“Ini pidana, bukan perdata. Pasal 363 tentang pencurian dengan pemberatan, ancamannya tujuh tahun penjara. Polisi datang ke lokasi baru mereka berhenti panen. Itu bukan perkara perdata. Itu pencurian langsung,” ujarnya.
Saat turun ke lokasi dalam menyikapi laporan kedua polisi sempat mengamankan sejumlah tandan sawit dan dua alat panen sebagai barang bukti. Namun barang bukti tersebut sempat dipertahankan oleh kelompok Aswad CS yang mengaku sebagai pemilik lahan. Bahkan menurut keterangan warga, sawit hasil panen sudah sempat diangkut dengan truk.

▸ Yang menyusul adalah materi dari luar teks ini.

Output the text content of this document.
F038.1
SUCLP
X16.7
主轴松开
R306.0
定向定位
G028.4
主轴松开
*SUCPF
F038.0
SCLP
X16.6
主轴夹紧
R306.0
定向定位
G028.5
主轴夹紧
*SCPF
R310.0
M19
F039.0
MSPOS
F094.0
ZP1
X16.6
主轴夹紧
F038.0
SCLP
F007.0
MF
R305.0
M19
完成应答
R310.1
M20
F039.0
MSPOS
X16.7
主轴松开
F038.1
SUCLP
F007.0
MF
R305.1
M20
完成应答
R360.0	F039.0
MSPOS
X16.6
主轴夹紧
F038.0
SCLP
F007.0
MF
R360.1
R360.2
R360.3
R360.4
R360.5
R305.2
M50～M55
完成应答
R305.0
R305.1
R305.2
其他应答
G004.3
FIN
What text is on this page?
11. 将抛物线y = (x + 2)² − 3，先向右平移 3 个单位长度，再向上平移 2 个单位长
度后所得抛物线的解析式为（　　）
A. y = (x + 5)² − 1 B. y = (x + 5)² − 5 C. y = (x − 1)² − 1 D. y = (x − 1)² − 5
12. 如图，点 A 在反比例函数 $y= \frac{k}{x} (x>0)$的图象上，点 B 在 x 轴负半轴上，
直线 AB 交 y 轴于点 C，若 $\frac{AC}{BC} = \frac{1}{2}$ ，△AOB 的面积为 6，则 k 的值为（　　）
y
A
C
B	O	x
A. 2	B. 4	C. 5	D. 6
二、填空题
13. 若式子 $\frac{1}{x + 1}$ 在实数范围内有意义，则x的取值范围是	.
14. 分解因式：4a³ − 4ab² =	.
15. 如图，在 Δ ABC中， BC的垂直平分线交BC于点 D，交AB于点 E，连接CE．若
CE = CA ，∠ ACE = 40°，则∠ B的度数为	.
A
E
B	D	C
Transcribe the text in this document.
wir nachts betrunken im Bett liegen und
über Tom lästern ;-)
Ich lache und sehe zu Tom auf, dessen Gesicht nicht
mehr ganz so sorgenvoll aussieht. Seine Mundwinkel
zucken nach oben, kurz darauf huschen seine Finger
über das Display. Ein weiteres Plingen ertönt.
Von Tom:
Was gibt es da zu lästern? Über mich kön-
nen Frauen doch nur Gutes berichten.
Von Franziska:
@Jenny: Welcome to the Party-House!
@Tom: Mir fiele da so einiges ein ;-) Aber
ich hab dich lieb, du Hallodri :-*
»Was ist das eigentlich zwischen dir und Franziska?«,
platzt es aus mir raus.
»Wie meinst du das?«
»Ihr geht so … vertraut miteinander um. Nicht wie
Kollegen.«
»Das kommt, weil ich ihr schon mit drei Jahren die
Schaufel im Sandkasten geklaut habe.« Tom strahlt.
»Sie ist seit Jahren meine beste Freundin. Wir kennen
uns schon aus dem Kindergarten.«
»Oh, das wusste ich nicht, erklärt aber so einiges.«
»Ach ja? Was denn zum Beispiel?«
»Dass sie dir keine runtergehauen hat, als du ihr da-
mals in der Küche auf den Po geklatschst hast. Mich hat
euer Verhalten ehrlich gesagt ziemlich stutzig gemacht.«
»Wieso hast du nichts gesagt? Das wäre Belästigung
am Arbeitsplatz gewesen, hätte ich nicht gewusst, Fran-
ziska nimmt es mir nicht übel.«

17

Poltak meminta agar sawit yang sempat dipanen sesuai laporan pertama dan laporan kedua tersebut diperlakukan sebagai barang bukti dan ditelusuri kemana hasil panen itu dijual. Ia juga memperingatkan pabrik-pabrik sawit agar tidak menerima hasil panen ilegal.
“Hati-hati kalian pabrik-pabrik yang menerima sawit hasil pencurian. Kami akan usut. Siapa pun bekingnya, saya tidak peduli. Ini negara hukum,” ujarnya.
Ia menegaskan bahwa kliennya memiliki alas hak sah, lengkap dengan surat kepemilikan sejak 2005, dan meminta aparat memberi perlindungan hukum agar bisa kembali beraktivitas dan memenuhi kewajiban pajaknya kepada negara.
Sebelumnya, Kepala Desa Tobing Tinggi Namora, Pande Bosi Lubis saat diwawancarai jurnalis membenarkan bawa lahan tersebut selama ini dikelola oleh Sari Marbun.
“Yang jelas selama ini yang menanam dan mengelola kebun sawit di situ adalah Sari Marbun,” jelasnya.